Using the Australian life tables approach, there was an estimated 160,055 Years of Potential Life Lost (YPLL) in this cohort, an average of 44 YPLL per person who died, and 29 years of YPLL before age 65 (Table 4). Just under half (45%) of the YPLL were due to accidental opioid-related deaths (an average loss of 46 years of potential life, or 31 years prior to age 65). Motor vehicle accidents accounted for the highest average YPLL, 47 years, or 33 years before age 65.

How does this compare with the rest of the population?

The overall age-, sex- and year-standardised mortality ratio was 6.5 (95% CI: 6.3-6.7) indicating that our cohort had 6.5 times the rate of mortality than that expected in the population.

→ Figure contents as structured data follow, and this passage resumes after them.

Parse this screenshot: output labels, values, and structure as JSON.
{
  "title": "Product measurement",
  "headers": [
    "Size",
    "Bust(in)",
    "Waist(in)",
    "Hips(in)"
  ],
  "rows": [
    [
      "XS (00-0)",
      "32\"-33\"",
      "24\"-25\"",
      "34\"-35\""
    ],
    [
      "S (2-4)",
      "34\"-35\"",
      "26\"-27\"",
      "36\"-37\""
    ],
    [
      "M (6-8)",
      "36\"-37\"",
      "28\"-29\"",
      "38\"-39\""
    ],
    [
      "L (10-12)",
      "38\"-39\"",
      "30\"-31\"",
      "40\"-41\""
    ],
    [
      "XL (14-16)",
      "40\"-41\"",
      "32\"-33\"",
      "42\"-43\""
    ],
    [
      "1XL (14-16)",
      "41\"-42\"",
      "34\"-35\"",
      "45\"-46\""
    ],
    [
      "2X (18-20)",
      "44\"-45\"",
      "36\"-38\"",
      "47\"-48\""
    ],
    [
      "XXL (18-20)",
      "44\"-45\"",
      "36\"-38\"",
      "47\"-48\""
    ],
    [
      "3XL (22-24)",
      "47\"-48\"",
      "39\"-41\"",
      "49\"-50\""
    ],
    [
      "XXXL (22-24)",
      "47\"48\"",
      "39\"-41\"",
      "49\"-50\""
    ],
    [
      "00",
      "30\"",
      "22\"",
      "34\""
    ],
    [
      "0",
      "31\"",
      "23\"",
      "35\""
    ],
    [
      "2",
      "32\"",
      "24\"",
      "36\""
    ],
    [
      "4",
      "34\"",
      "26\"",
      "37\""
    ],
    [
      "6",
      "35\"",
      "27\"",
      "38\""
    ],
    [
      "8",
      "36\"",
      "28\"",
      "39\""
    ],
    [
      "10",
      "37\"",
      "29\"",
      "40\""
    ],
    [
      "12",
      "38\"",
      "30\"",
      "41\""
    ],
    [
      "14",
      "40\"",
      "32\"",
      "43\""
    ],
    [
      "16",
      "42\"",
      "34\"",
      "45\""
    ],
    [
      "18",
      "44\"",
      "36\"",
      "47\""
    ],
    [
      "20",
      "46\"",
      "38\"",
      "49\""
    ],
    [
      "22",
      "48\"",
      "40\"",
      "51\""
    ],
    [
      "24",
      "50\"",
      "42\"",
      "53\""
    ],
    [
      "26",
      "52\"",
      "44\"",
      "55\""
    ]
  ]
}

Is this unique to Australia?

The average of 44 years of potential life lost for each fatality in the cohort highlights the fact that deaths in opioid users often occur at a young age. This was particularly the case for avoidable causes of death such as drug overdose and injuries. The pattern of YPLL was broadly similar to previous analyses of a Californian male cohort (n=581) in the US, followed from 1962 to 1997 (10). Both studies found that opioid overdoses were the largest contributor to YPLL but suicides made a larger contribution to YPLL in our cohort, and homicide a larger contribution in the Californian cohort.

Now, this doesn’t mean that methadone doesn’t reduce death rates. It means that the death rate is still very high.

It also means that quality of life questions shouldn’t be dismissed with snarky quips like, “What kind of QOL do dead people have?“, because methadone patients die in large numbers too.

If you’re thinking that those were the bad old days, before we had buprenorphine, think again. Retention rates for methadone and buprenorphine are not great. When put head to head, methadone has higher retention rates.

I’ll also throw in a reminder from a previous post about were I stand on ORT:

Just to be sure that my position is understood. I’m not advocating the abolition of methadone.

Here’s something I wrote in a previous post: “All I want is a day when addicts are offered recovery oriented treatment of an adequate duration and intensity. I have no problem with drug-assisted treatment being offered. Give the client accurate information and let them choose.”

Another: “Once again, I’d welcome a day when addicts are offered recovery oriented treatment of an adequate duration and intensity and have the opportunity to choose for themselves.”

It’s also worth noting that there is a link between AA and methadone.